Here's how it all happened, told in a sharp-edged political comedy directed by Mike Nichols and written by Aaron ("The West Wing") Sorkin. Charlie Wilson, whose personal life was shall we say untidy, was popular in the 2nd Congressional District of Texas because he never met a pork-barrel project he didn't like, especially if it meant federal funds for the 2nd Congressional District of Texas. Apart from that, nobody back home much cared that he was a good ol' boy who liked company in a hot tub and was rarely without a drink in his hand.

He had a soft spot for a right-wing Houston millionaire socialite named Joanne Herring (Julia Roberts), a sometime TV talk-show hostess, who hated the commies and wanted them to stop killing the brave Afghans. She had some connections, since she was an honorary consul to Pakistan.

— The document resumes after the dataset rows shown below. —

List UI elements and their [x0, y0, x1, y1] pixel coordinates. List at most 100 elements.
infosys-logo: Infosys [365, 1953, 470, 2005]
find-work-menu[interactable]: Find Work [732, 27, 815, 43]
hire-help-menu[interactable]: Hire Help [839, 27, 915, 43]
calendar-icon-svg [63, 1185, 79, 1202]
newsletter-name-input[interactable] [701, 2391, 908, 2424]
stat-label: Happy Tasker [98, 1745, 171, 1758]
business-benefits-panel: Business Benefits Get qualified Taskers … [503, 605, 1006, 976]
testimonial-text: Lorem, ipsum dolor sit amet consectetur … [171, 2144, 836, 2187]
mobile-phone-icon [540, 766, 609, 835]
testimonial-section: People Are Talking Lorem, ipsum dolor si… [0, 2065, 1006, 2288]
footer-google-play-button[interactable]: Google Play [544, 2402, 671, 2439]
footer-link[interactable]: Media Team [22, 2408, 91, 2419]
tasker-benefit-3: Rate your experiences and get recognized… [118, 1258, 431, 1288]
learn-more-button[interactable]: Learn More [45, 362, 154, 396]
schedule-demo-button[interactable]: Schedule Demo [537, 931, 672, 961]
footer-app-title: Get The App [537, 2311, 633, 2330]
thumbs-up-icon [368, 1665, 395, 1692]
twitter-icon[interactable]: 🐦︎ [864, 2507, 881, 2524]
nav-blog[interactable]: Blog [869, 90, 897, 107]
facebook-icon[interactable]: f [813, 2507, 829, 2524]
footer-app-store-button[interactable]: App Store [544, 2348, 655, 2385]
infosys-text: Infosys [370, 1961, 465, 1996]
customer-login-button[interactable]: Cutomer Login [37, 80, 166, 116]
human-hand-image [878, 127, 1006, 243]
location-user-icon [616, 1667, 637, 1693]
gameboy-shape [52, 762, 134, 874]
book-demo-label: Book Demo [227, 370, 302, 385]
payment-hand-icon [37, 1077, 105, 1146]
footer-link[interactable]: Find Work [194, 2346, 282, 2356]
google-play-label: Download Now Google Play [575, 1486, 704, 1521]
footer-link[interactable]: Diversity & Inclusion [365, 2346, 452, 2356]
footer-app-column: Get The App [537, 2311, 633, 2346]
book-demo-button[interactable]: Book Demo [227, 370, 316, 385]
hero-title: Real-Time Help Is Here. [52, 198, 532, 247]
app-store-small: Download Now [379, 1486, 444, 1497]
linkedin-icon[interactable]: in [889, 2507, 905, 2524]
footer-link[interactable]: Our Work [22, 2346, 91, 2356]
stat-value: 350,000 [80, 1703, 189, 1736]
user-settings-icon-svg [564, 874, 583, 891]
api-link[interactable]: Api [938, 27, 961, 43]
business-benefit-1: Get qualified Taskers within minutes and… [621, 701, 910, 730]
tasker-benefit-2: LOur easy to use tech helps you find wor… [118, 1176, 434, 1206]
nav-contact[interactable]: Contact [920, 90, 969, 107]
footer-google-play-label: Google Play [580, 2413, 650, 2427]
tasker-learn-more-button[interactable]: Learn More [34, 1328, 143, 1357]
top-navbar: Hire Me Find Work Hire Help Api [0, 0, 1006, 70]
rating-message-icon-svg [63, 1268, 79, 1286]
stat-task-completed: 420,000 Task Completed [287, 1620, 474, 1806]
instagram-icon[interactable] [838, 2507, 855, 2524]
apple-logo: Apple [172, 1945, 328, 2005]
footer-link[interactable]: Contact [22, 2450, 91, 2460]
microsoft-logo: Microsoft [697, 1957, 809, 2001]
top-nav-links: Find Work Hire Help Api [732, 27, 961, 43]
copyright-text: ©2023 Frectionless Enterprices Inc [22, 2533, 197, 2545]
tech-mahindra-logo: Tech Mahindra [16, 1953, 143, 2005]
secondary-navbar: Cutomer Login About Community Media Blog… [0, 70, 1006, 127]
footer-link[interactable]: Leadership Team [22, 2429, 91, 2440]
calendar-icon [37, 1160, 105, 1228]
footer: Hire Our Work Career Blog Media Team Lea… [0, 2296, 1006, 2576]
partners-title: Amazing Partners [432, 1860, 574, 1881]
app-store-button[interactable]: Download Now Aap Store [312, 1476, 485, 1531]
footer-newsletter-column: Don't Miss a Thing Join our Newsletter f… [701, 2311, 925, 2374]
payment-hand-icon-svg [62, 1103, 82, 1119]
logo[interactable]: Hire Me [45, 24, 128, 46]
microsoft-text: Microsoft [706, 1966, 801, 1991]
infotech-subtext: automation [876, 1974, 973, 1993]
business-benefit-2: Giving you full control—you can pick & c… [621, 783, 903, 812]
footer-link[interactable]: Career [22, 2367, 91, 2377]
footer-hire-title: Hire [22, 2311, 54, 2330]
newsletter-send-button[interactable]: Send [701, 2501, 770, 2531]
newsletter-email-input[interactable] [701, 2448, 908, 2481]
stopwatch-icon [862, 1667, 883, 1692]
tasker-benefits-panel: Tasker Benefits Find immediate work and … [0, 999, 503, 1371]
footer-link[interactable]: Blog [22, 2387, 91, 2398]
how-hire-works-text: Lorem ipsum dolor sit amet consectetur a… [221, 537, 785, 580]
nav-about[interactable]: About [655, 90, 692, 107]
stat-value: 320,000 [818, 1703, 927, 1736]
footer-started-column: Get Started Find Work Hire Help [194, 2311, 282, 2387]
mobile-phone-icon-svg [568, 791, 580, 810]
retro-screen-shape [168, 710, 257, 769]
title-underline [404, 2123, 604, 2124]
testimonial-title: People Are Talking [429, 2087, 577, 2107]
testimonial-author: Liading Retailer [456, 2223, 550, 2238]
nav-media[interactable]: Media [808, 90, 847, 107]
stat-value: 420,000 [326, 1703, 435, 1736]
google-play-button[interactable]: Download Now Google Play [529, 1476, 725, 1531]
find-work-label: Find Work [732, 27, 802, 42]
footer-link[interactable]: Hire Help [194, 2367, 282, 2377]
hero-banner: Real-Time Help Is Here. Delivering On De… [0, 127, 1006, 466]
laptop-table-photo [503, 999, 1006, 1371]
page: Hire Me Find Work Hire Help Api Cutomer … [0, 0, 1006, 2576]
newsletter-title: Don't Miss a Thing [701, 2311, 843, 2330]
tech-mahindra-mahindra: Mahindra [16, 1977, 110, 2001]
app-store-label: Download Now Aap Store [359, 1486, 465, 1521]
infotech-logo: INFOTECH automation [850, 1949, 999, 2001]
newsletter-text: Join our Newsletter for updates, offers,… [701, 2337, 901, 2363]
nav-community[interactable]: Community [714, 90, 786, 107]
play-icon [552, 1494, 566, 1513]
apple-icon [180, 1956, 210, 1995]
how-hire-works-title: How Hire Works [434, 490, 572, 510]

She told Charlie the Afghans need weapons to shoot down Russian helicopters. Since he was on the Defense Appropriations Subcommittee, he was ideally placed to help them. Problem was, the United States couldn't afford to have American-made weapons found in Afghanistan. Herring's solution: The Israelis had lots of shoulder-mounted Soviet-made anti-aircraft weapons, which they could supply to the Afghans through the back channel of Pakistan? What? asks Charlie. Pakistan and Israel working together?

Herring arranges for Wilson to meet her personal friend General Zia, the military dictator of Pakistan, who hates the Russians as much as she does. Zia sends him on a heartbreaking tour of Pakistan's refugee camps for displaced Afghans. Charlie finds the one man in the CIA who can actually help him: The pot-bellied, chain-smoking, hard-drinking outsider Gust Avrakotos (Philip Seymour Hoffman, with a squirrelly little mustache. Gust knows just the Israeli for them to talk to.

They will need money. The United States was then supplying the Afghan freedom fighters with a useless $5 million a year, but Charlie was a master at glad-handing, elbow-bending and calling in favors, and that amount was quietly raised to $1 billion a year, all secret, because it was CIA funding, you see. With the use of some personal diplomacy and a Texas belly-dancer flown from Houston to Cairo, Charlie pulls off the deal.